On abdominal examination, we found a distended abdomen.There was suspicion that this might be related to IVC compression. A bedside ultrasound showed large kidneys, leading to the decision to proceed with a CT scan of the abdomen. The CT scan revealed bilateral enlarged kidneys (left: 22x22x12 cm, right:29x19x12 cm) with evidence of IVC compression secondary to mass effect.

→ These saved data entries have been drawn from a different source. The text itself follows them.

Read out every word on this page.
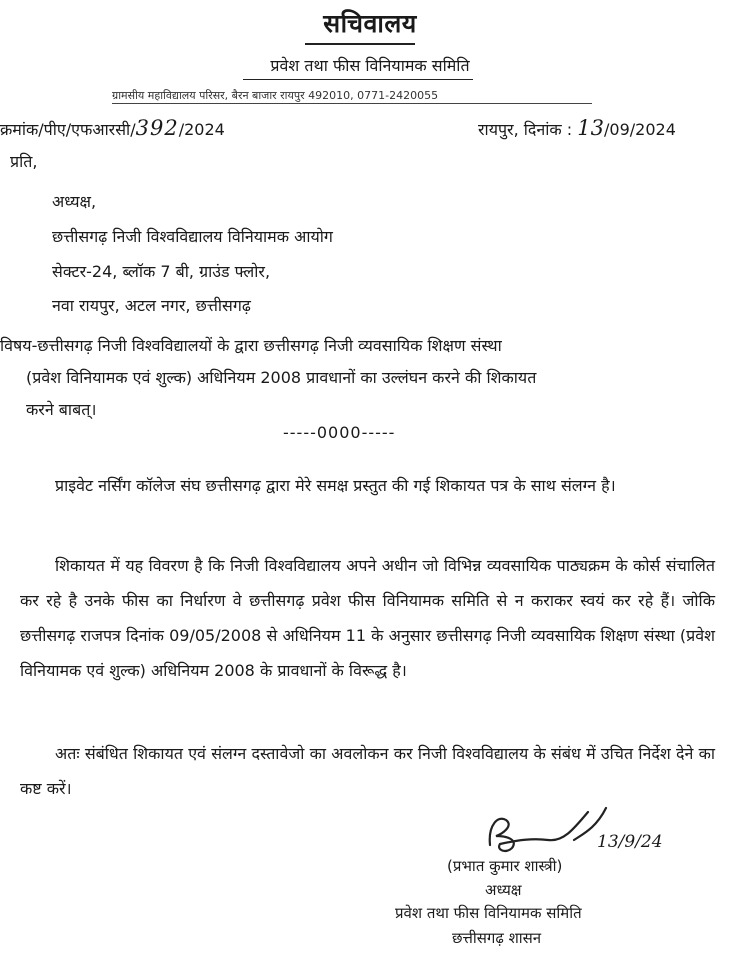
सचिवालय
प्रवेश तथा फीस विनियामक समिति
ग्रामसीय महाविद्यालय परिसर, बैरन बाजार रायपुर 492010, 0771-2420055
क्रमांक/पीए/एफआरसी/392/2024	रायपुर, दिनांक : 13/09/2024
प्रति,
अध्यक्ष,
छत्तीसगढ़ निजी विश्वविद्यालय विनियामक आयोग
सेक्टर-24, ब्लॉक 7 बी, ग्राउंड फ्लोर,
नवा रायपुर, अटल नगर, छत्तीसगढ़
विषय-छत्तीसगढ़ निजी विश्वविद्यालयों के द्वारा छत्तीसगढ़ निजी व्यवसायिक शिक्षण संस्था
(प्रवेश विनियामक एवं शुल्क) अधिनियम 2008 प्रावधानों का उल्लंघन करने की शिकायत
करने बाबत्।
-----0000-----
प्राइवेट नर्सिंग कॉलेज संघ छत्तीसगढ़ द्वारा मेरे समक्ष प्रस्तुत की गई शिकायत पत्र के साथ संलग्न है।
शिकायत में यह विवरण है कि निजी विश्वविद्यालय अपने अधीन जो विभिन्न व्यवसायिक पाठ्यक्रम के कोर्स संचालित कर रहे है उनके फीस का निर्धारण वे छत्तीसगढ़ प्रवेश फीस विनियामक समिति से न कराकर स्वयं कर रहे हैं। जोकि छत्तीसगढ़ राजपत्र दिनांक 09/05/2008 से अधिनियम 11 के अनुसार छत्तीसगढ़ निजी व्यवसायिक शिक्षण संस्था (प्रवेश विनियामक एवं शुल्क) अधिनियम 2008 के प्रावधानों के विरूद्ध है।
अतः संबंधित शिकायत एवं संलग्न दस्तावेजो का अवलोकन कर निजी विश्वविद्यालय के संबंध में उचित निर्देश देने का कष्ट करें।
13/9/24
(प्रभात कुमार शास्त्री)
अध्यक्ष
प्रवेश तथा फीस विनियामक समिति
छत्तीसगढ़ शासन
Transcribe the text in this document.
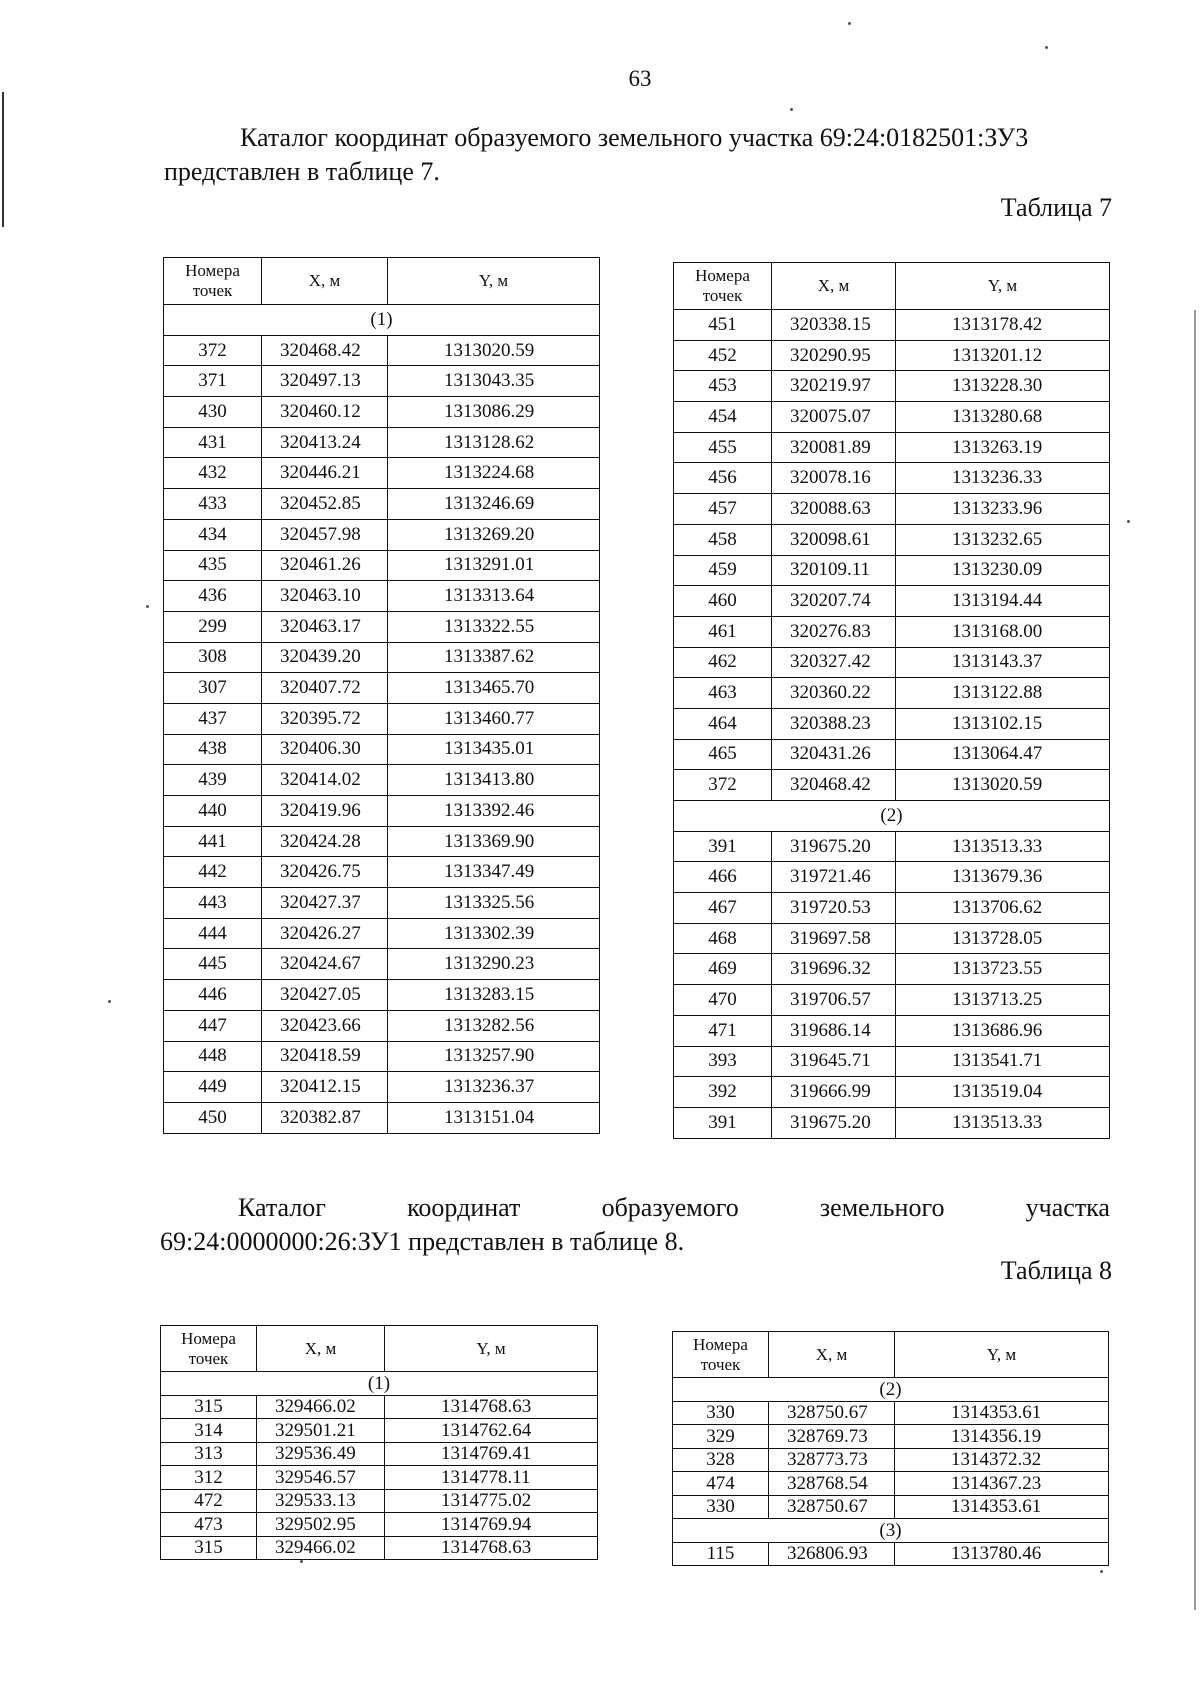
63
Каталог координат образуемого земельного участка 69:24:0182501:ЗУ3
представлен в таблице 7.
Таблица 7
Номера
точек	X, м	Y, м
(1)		
372	320468.42	1313020.59
371	320497.13	1313043.35
430	320460.12	1313086.29
431	320413.24	1313128.62
432	320446.21	1313224.68
433	320452.85	1313246.69
434	320457.98	1313269.20
435	320461.26	1313291.01
436	320463.10	1313313.64
299	320463.17	1313322.55
308	320439.20	1313387.62
307	320407.72	1313465.70
437	320395.72	1313460.77
438	320406.30	1313435.01
439	320414.02	1313413.80
440	320419.96	1313392.46
441	320424.28	1313369.90
442	320426.75	1313347.49
443	320427.37	1313325.56
444	320426.27	1313302.39
445	320424.67	1313290.23
446	320427.05	1313283.15
447	320423.66	1313282.56
448	320418.59	1313257.90
449	320412.15	1313236.37
450	320382.87	1313151.04
Номера
точек	X, м	Y, м
451	320338.15	1313178.42
452	320290.95	1313201.12
453	320219.97	1313228.30
454	320075.07	1313280.68
455	320081.89	1313263.19
456	320078.16	1313236.33
457	320088.63	1313233.96
458	320098.61	1313232.65
459	320109.11	1313230.09
460	320207.74	1313194.44
461	320276.83	1313168.00
462	320327.42	1313143.37
463	320360.22	1313122.88
464	320388.23	1313102.15
465	320431.26	1313064.47
372	320468.42	1313020.59
(2)		
391	319675.20	1313513.33
466	319721.46	1313679.36
467	319720.53	1313706.62
468	319697.58	1313728.05
469	319696.32	1313723.55
470	319706.57	1313713.25
471	319686.14	1313686.96
393	319645.71	1313541.71
392	319666.99	1313519.04
391	319675.20	1313513.33
Каталог	координат	образуемого	земельного	участка
69:24:0000000:26:ЗУ1 представлен в таблице 8.
Таблица 8
Номера
точек	X, м	Y, м
(1)		
315	329466.02	1314768.63
314	329501.21	1314762.64
313	329536.49	1314769.41
312	329546.57	1314778.11
472	329533.13	1314775.02
473	329502.95	1314769.94
315	329466.02	1314768.63
Номера
точек	X, м	Y, м
(2)		
330	328750.67	1314353.61
329	328769.73	1314356.19
328	328773.73	1314372.32
474	328768.54	1314367.23
330	328750.67	1314353.61
(3)		
115	326806.93	1313780.46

She was referred to the urology team, who performed bilateral nephrectomies. Her symptoms improved tremendously postoperatively, and she is currently undergoing HD with no active complaints.

Discussion

ADPKD remains one of the leading causes of kidney failure. If the kidneys are large enough, they can cause symptoms related to the mass effect. Symptoms related to mass effect compression against surrounding organs are not uncommon. It can compress vascular structures, leading to symptoms of ischemia if compressing the aorta, or symptoms of IVC distention. IVC compression symptoms are mainly related to lower circulatory venous congestion, which can cause edema, congestion, and discomfort. A point of interest is when it causes these symptoms in patients who are in ESRD, making it difficult to judge their volume status. The incidence of IVC compression in ADPKD is not well established, but removal of kidneys appears to result in symptomatic relief.